II. Whether the National Australia Bank Ltd (including its officers, agents or employees) was involved in, or is otherwise liable for (whether as an accessory or otherwise), any breaches of duty that may be found pursuant to paragraph I.
III. Whether any of the directors or officers of the Companies breached section 588G of the Corporations Act.

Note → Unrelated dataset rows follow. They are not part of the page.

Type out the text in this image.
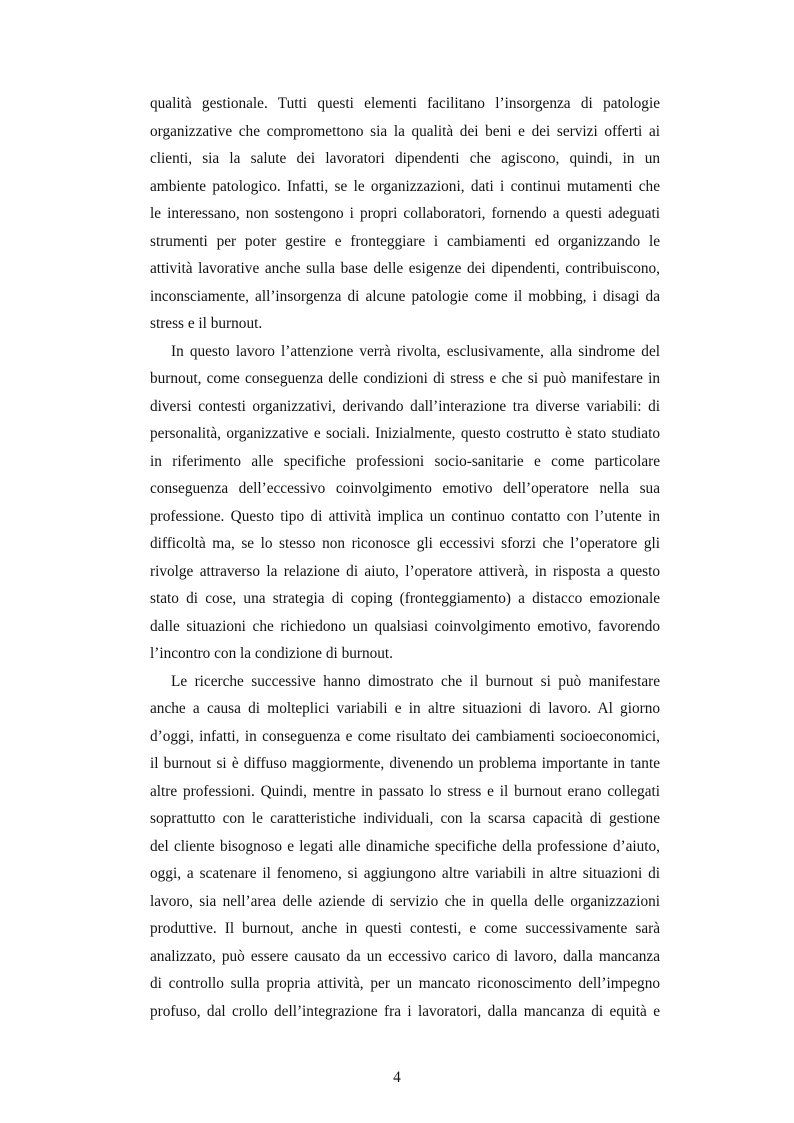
qualità gestionale. Tutti questi elementi facilitano l’insorgenza di patologie
organizzative che compromettono sia la qualità dei beni e dei servizi offerti ai
clienti, sia la salute dei lavoratori dipendenti che agiscono, quindi, in un
ambiente patologico. Infatti, se le organizzazioni, dati i continui mutamenti che
le interessano, non sostengono i propri collaboratori, fornendo a questi adeguati
strumenti per poter gestire e fronteggiare i cambiamenti ed organizzando le
attività lavorative anche sulla base delle esigenze dei dipendenti, contribuiscono,
inconsciamente, all’insorgenza di alcune patologie come il mobbing, i disagi da
stress e il burnout.

In questo lavoro l’attenzione verrà rivolta, esclusivamente, alla sindrome del
burnout, come conseguenza delle condizioni di stress e che si può manifestare in
diversi contesti organizzativi, derivando dall’interazione tra diverse variabili: di
personalità, organizzative e sociali. Inizialmente, questo costrutto è stato studiato
in riferimento alle specifiche professioni socio-sanitarie e come particolare
conseguenza dell’eccessivo coinvolgimento emotivo dell’operatore nella sua
professione. Questo tipo di attività implica un continuo contatto con l’utente in
difficoltà ma, se lo stesso non riconosce gli eccessivi sforzi che l’operatore gli
rivolge attraverso la relazione di aiuto, l’operatore attiverà, in risposta a questo
stato di cose, una strategia di coping (fronteggiamento) a distacco emozionale
dalle situazioni che richiedono un qualsiasi coinvolgimento emotivo, favorendo
l’incontro con la condizione di burnout.

Le ricerche successive hanno dimostrato che il burnout si può manifestare
anche a causa di molteplici variabili e in altre situazioni di lavoro. Al giorno
d’oggi, infatti, in conseguenza e come risultato dei cambiamenti socioeconomici,
il burnout si è diffuso maggiormente, divenendo un problema importante in tante
altre professioni. Quindi, mentre in passato lo stress e il burnout erano collegati
soprattutto con le caratteristiche individuali, con la scarsa capacità di gestione
del cliente bisognoso e legati alle dinamiche specifiche della professione d’aiuto,
oggi, a scatenare il fenomeno, si aggiungono altre variabili in altre situazioni di
lavoro, sia nell’area delle aziende di servizio che in quella delle organizzazioni
produttive. Il burnout, anche in questi contesti, e come successivamente sarà
analizzato, può essere causato da un eccessivo carico di lavoro, dalla mancanza
di controllo sulla propria attività, per un mancato riconoscimento dell’impegno
profuso, dal crollo dell’integrazione fra i lavoratori, dalla mancanza di equità e

4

12 The other orders sought in the amended originating application were as follows:
2. Pursuant to section 90-15 of Division 90 of Schedule 2 of the Corporations Act, an order that the third [defendants] or any liquidator/s of the Companies from time to time (other than the special purpose liquidator) (the Liquidators) use their reasonable endeavours to assist the special purpose liquidators to exercise the powers given to them in Order 1 above, including by providing any documents or information previously prepared or obtained by them in investigating or pursuing any claim in relation to any of the matters set out in the Schedule PROVIDED that the special purpose liquidator shall pay any costs incurred or remuneration payable to the Liquidators in respect of the assistance referred to in this order.
3. Pursuant to section 90-15 of Division 90 of Schedule 2 of the Corporations Act, an order that the special purpose liquidators shall, in accordance with the requirements of the Corporations Act, report to creditors of the Companies and the Liquidators on the terms of their appointment and subsequently once every six months during the course of their appointment.
4. An order that any costs or expenses incurred by, or approved remuneration payable to, the special purpose liquidator:
(a) is not to be paid from any property of the Companies except that which the special purpose liquidator recovers as a consequence of the actions he has been specifically appointed to undertake pursuant to these orders; but
(b) maybe paid from any other funding which the special purpose liquidator may obtain.
5. An order that the costs of the third [defendant] be costs in the liquidation of the Companies.
13 Subject to the following two matters, the Liquidators neither consent to, nor oppose, these orders being made:
(a) that the fees and expenses of the SPL cannot be deducted from the property of the company that is available to the unsecured creditors generally; and
(b) that the activities of the SPL do not cut across any actions that the Liquidators are currently pursuing, or anticipate pursuing, against Mr Walton or other persons.